Em ambos os estados, destaca-se a quantidade de medicamentos contratada pelas prefeituras em relação à população estimada pelo IBGE para o município em 2021 e à ocorrência de casos de covid-19. Em vários casos, os estoques de hidroxicloroquina, ivermectina e azitromicina são tamanhos que, dependendo da data de vencimento, há risco de descarte.

A administração de São Francisco de Assis (RS) garantiu quase três comprimidos (2,7) de azitromicina para cada um de seus 18.081 habitantes, ao comprar 50 mil comprimidos de 500 mg. Considerando que a covid-19 atingiu cerca de 10% da população da cidade de março de 2020 até a primeira quinzena de outubro de 2021 (1.812 casos, de acordo com o Ministério da Saúde), a cidade deve estar agora com um alto estoque do antibiótico. Essa foi, aliás, a maior compra de remédios sem eficácia para covid-19 em 2021 nos municípios gaúchos.

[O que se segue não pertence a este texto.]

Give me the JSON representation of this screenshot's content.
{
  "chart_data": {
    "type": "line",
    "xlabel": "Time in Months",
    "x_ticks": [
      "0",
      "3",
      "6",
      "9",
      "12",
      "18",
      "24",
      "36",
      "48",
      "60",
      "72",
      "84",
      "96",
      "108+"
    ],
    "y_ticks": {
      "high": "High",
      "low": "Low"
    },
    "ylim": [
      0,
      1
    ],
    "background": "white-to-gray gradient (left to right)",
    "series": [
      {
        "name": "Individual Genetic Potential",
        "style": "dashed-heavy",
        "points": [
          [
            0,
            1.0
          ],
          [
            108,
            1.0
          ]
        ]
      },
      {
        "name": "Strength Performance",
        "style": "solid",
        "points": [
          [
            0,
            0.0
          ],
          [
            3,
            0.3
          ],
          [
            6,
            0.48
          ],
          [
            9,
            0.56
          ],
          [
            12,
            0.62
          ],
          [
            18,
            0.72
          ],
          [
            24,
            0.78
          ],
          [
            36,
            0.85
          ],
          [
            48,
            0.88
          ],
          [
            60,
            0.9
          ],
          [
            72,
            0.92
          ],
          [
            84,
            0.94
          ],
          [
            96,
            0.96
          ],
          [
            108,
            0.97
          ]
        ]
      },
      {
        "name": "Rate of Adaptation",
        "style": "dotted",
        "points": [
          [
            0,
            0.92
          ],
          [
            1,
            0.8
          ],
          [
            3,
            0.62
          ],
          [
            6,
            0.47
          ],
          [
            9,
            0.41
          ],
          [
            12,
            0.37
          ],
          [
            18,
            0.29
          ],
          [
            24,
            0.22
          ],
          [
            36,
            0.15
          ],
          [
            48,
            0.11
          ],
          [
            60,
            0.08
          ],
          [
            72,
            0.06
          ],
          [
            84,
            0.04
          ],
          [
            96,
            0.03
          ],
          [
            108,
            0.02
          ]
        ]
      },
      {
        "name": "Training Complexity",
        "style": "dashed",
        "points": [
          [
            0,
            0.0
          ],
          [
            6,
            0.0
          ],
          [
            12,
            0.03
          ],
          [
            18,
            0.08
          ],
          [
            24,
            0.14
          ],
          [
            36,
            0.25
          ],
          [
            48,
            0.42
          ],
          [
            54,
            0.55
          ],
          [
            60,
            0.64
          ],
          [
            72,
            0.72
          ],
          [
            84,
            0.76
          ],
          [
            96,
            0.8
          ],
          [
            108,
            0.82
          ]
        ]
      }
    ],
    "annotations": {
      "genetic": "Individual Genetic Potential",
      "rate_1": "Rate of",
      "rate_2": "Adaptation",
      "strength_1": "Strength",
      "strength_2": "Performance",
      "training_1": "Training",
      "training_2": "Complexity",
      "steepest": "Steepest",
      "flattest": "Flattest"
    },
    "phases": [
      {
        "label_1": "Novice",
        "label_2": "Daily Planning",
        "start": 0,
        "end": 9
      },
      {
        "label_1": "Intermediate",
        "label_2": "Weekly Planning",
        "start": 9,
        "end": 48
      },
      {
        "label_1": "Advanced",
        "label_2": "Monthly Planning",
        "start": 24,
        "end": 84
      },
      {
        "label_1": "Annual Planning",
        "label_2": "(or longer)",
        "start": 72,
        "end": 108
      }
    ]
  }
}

Como o montante contratado indica, Gramado (RS) também assegurou um estoque considerável de azitromicina. A Prefeitura adquiriu 40 mil comprimidos, rendendo mais de um para cada um dos 36,8 mil habitantes. Comprou também 700 frascos do antibiótico em suspensão oral, com dosagem de 900 mg. O total de casos de covid-19 até a primeira quinzena de outubro foi de 9.187, segundo o Ministério da Saúde.

Em Calumbi (PE), foram contratados 30 mil comprimidos de azitromicina, o que rende mais de 5 comprimidos do antibiótico para cada um dos 5.744 habitantes. No caso da ivermectina, a aquisição de 20 mil comprimidos rende mais de 3 unidades por pessoa. Mesmo que os medicamentos servissem para a covid-19, o volume contratado é bem maior do que a demanda: Calumbi teve 782 casos confirmados de covid-19 desde março de 2020, de acordo com dados do Ministério da Saúde, ou seja, pouco mais de 13% da população.

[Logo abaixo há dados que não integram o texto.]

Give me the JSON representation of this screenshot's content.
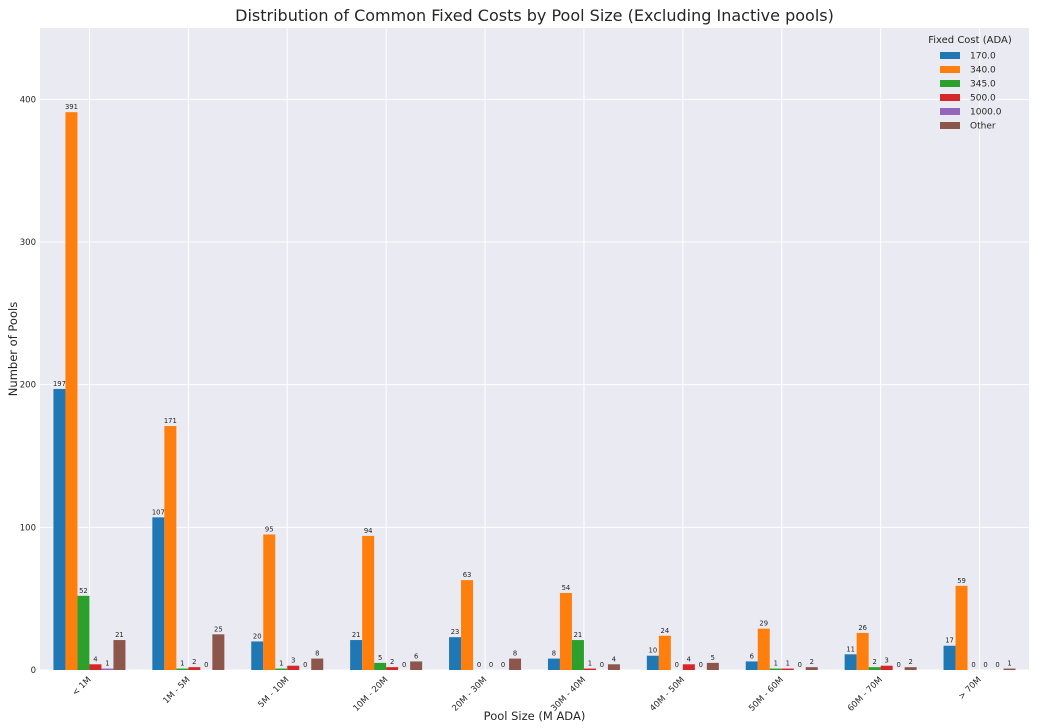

Com 20 mil comprimidos, São João (PE) também assegurou mais de uma unidade de azitromicina para cada um dos 23.002 habitantes. Contratou, ainda, 4.600 frascos do remédio em forma líquida.

Fornecedores

O Tá de Pé Compras Emergenciais também oferece os dados das empresas com as quais os contratos foram fechados, possibilitando verificar quais fecharam o maior valor em contratos para o fornecimento dos remédios sem eficácia. No Rio Grande do Sul, duas das cinco empresas com maiores valores em contratos forneceram para apenas uma prefeitura. No caso de Pernambuco, foi possível identificar ao menos dois casos em que o total das compras foi feito junto a apenas uma empresa.